Il me faut aussi avouer que le fait d’être moi-même écrivaine a beaucoup contribué à mon rejet initial de la fanfiction, partagé par de nombreux collègues. Cet éloge permanent de l’indécence et de la médiocrité, associé à l’avilissement de personnages chers à leurs auteurs, ne donne pas envie de briser les frontières entre l’artiste et son public.

Sauf qu’en réalité… ceci n’est que la partie émergée de l’iceberg. Et, en dessous, on observe les choses suivantes :

  • Il y existe, en fanfiction, des écrivains qui auraient des leçons à donner à bien des professionnels.
  • Plus discrets que les fans énamourés, se réunissent dans les fandoms une quantité de personnes d’une exigence et d’une érudition rares (qui, oui, forcément, allongent moins les « likes »).
  • De nombreuses œuvres affinent, développent et, parfois, dépassent leurs modèles.
  • Certaines « trahisons » sont en réalité de brillantes réappropriations d’univers et/ou de personnages, dont elles ont su garder (et donc parfaitement identifier !) le cœur.
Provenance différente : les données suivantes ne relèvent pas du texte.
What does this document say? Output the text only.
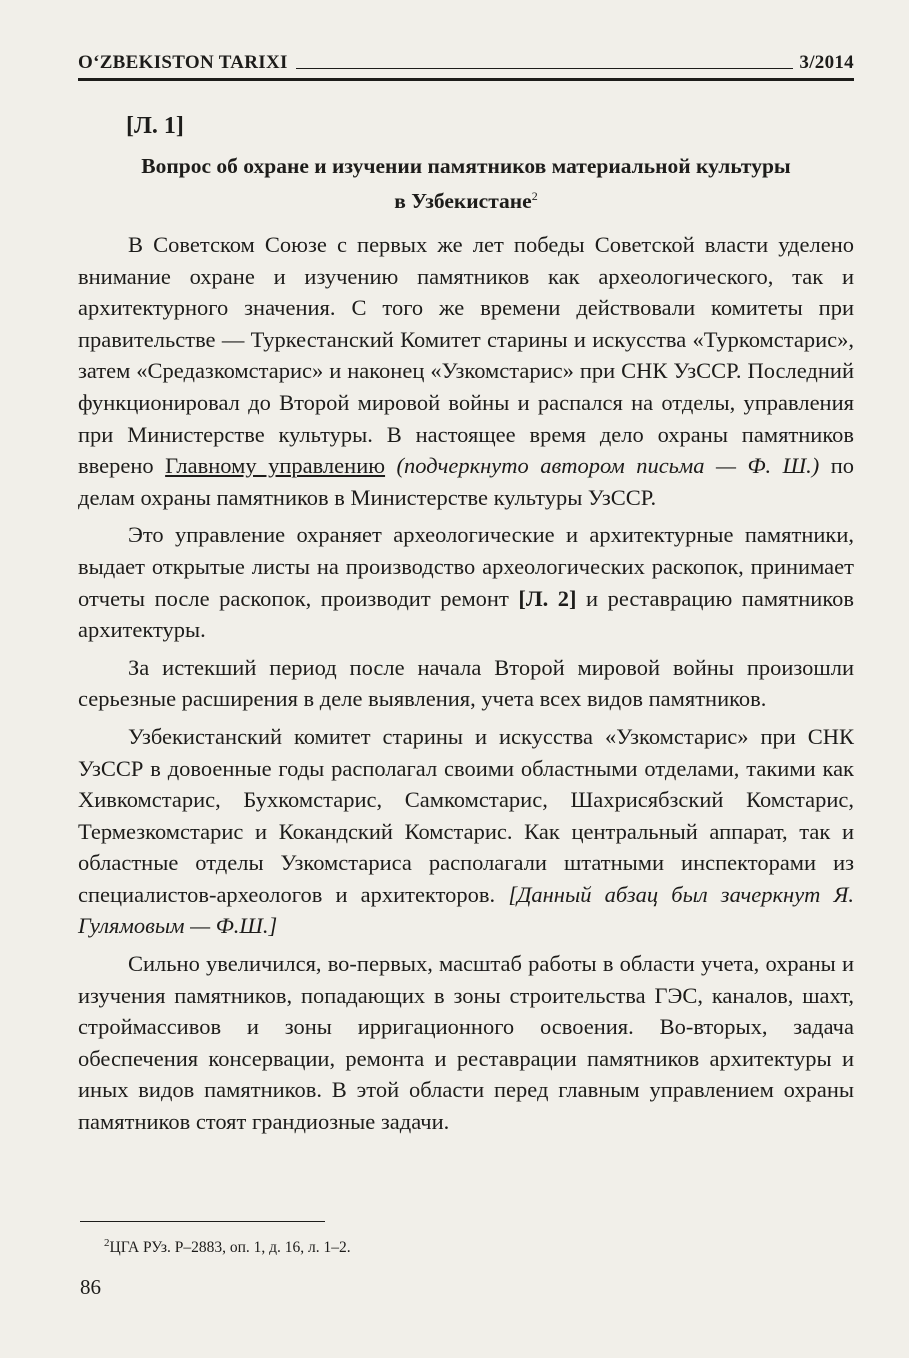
O‘ZBEKISTON TARIXI	3/2014
[Л. 1]
Вопрос об охране и изучении памятников материальной культуры
в Узбекистане$^2$

В Советском Союзе с первых же лет победы Советской власти уделено внимание охране и изучению памятников как археологического, так и архитектурного значения. С того же времени действовали комитеты при правительстве — Туркестанский Комитет старины и искусства «Туркомстарис», затем «Средазкомстарис» и наконец «Узкомстарис» при СНК УзССР. Последний функционировал до Второй мировой войны и распался на отделы, управления при Министерстве культуры. В настоящее время дело охраны памятников вверено Главному управлению (подчеркнуто автором письма — Ф. Ш.) по делам охраны памятников в Министерстве культуры УзССР.

Это управление охраняет археологические и архитектурные памятники, выдает открытые листы на производство археологических раскопок, принимает отчеты после раскопок, производит ремонт [Л. 2] и реставрацию памятников архитектуры.

За истекший период после начала Второй мировой войны произошли серьезные расширения в деле выявления, учета всех видов памятников.

Узбекистанский комитет старины и искусства «Узкомстарис» при СНК УзССР в довоенные годы располагал своими областными отделами, такими как Хивкомстарис, Бухкомстарис, Самкомстарис, Шахрисябзский Комстарис, Термезкомстарис и Кокандский Комстарис. Как центральный аппарат, так и областные отделы Узкомстариса располагали штатными инспекторами из специалистов-археологов и архитекторов. [Данный абзац был зачеркнут Я. Гулямовым — Ф.Ш.]

Сильно увеличился, во-первых, масштаб работы в области учета, охраны и изучения памятников, попадающих в зоны строительства ГЭС, каналов, шахт, строймассивов и зоны ирригационного освоения. Во-вторых, задача обеспечения консервации, ремонта и реставрации памятников архитектуры и иных видов памятников. В этой области перед главным управлением охраны памятников стоят грандиозные задачи.

$^2$ЦГА РУз. Р–2883, оп. 1, д. 16, л. 1–2.
86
C’est pourquoi, s’il est fort probable que, pour des raisons diverses, je me tiendrai à l’écart des éventuelles fanfictions issues de mes œuvres, je les accueillerai finalement avec plaisir. Inspirer d’autres auteurs, leur donner envie de créer, de réfléchir, de développer des choses auxquelles je n’aurais même pas songé… et, pourquoi pas, permettre à de futurs écrivains de talent de faire leurs premières armes avant d’oser travailler sur leurs propres univers… Quel degré improbable de possessivité envers son œuvre faudrait-il atteindre pour refuser cet honneur ?
Alors, si quelques productions indécentes en sont le prix, ma foi… je vivrai avec. Ce n’est pas comme si je pouvais contrôler ce qui se passe dans la tête des lecteurs.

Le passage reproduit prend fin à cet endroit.